Cabells’ year in books – 2025

Each December, as schedules slow and the days grow shorter, our team at Cabells turns to our favorite end-of-year tradition: reflecting on the books that moved us, challenged us, or simply gave us an excuse to unplug for a while. Our list below, diverse in genre, style, and voice, captures not just what we read in 2025, but how we experienced the world through fiction, memoir, and sharp-eyed nonfiction.

Whether it’s a slow-burn novel about postwar memory, an inside look at the tech giants racing toward AGI, or a surreal and unsettling (in the best way) Appalachian coming-of-age tale, each of these titles struck a chord with a member of our team. Some offered comfort, some unease, but all of them stayed with us. We hope you find a few worth adding to your own reading list and have a chance this holiday season to escape between the covers!

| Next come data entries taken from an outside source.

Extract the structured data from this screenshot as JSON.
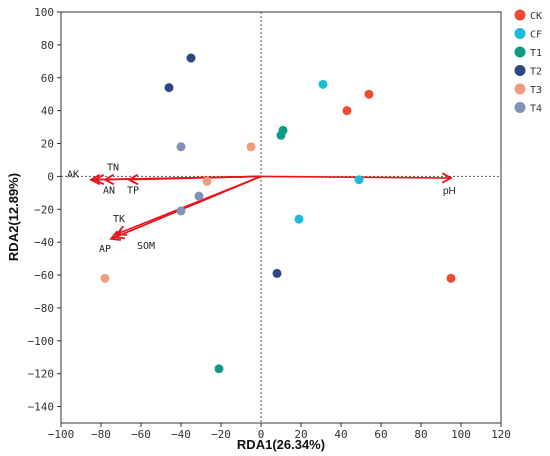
{
  "chart_data": {
    "type": "scatter",
    "xlabel": "RDA1(26.34%)",
    "ylabel": "RDA2(12.89%)",
    "xlim": [
      -100,
      120
    ],
    "ylim": [
      -150,
      100
    ],
    "xticks": [
      -100,
      -80,
      -60,
      -40,
      -20,
      0,
      20,
      40,
      60,
      80,
      100,
      120
    ],
    "yticks": [
      -140,
      -120,
      -100,
      -80,
      -60,
      -40,
      -20,
      0,
      20,
      40,
      60,
      80,
      100
    ],
    "xtick_labels": [
      "−100",
      "−80",
      "−60",
      "−40",
      "−20",
      "0",
      "20",
      "40",
      "60",
      "80",
      "100",
      "120"
    ],
    "ytick_labels": [
      "−140",
      "−120",
      "−100",
      "−80",
      "−60",
      "−40",
      "−20",
      "0",
      "20",
      "40",
      "60",
      "80",
      "100"
    ],
    "grid": false,
    "zero_lines": "dashed",
    "legend_position": "right",
    "series": [
      {
        "name": "CK",
        "color": "#ee4a34",
        "points": [
          [
            43,
            40
          ],
          [
            54,
            50
          ],
          [
            95,
            -62
          ]
        ]
      },
      {
        "name": "CF",
        "color": "#1bbdd6",
        "points": [
          [
            31,
            56
          ],
          [
            49,
            -2
          ],
          [
            19,
            -26
          ]
        ]
      },
      {
        "name": "T1",
        "color": "#139a84",
        "points": [
          [
            11,
            28
          ],
          [
            10,
            25
          ],
          [
            -21,
            -117
          ]
        ]
      },
      {
        "name": "T2",
        "color": "#2c4781",
        "points": [
          [
            -35,
            72
          ],
          [
            -46,
            54
          ],
          [
            8,
            -59
          ]
        ]
      },
      {
        "name": "T3",
        "color": "#f09c7e",
        "points": [
          [
            -5,
            18
          ],
          [
            -27,
            -3
          ],
          [
            -78,
            -62
          ]
        ]
      },
      {
        "name": "T4",
        "color": "#8091b6",
        "points": [
          [
            -40,
            18
          ],
          [
            -31,
            -12
          ],
          [
            -40,
            -21
          ]
        ]
      }
    ],
    "vectors": [
      {
        "name": "pH",
        "x": 95,
        "y": -1
      },
      {
        "name": "AK",
        "x": -85,
        "y": -2
      },
      {
        "name": "TN",
        "x": -83,
        "y": -2
      },
      {
        "name": "AN",
        "x": -78,
        "y": -2
      },
      {
        "name": "TP",
        "x": -66,
        "y": -2
      },
      {
        "name": "TK",
        "x": -72,
        "y": -35
      },
      {
        "name": "SOM",
        "x": -73,
        "y": -37
      },
      {
        "name": "AP",
        "x": -75,
        "y": -38
      }
    ],
    "vector_color": "#e8141c"
  }
}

Smothermoss by Alisa Alering, “A hauntingly atmospheric coming of age story of two young girls in the deep, dark mountains of Appalachia. Jarring and creeping. By far my favorite book of 2025.” – Ashley C.

The Safekeep by Yael van der Wouden

  • “A book that will stay with you; follows a young woman in post-war Netherlands and explores the hidden impacts the conflict had on her and her family.” – Simon L.
  • “This novel’s slow-burn construction, acute sensory detail, and charged emotional undercurrents create a haunting examination of desire, guilt, and postwar memory. Its revelations about identity and history are both devastating and unforgettable.” – Lacey E.

The Wayfinder by Adam Johnson, “Narrative control! Moral depth! This is a novel that offers an unforgettable study of survival and agency. I have my fingers crossed that it wins the Pulitzer in 2026.” – Lacey E.

Supremacy: AI, ChatGPT, and the Race That Will Change the World by Parmy Olson, “Lifts the lid on how Google and ChatGPT started, the key people behind them, and what drives them (spoiler alert: win-at-all costs to race to AGI).” – Simon L.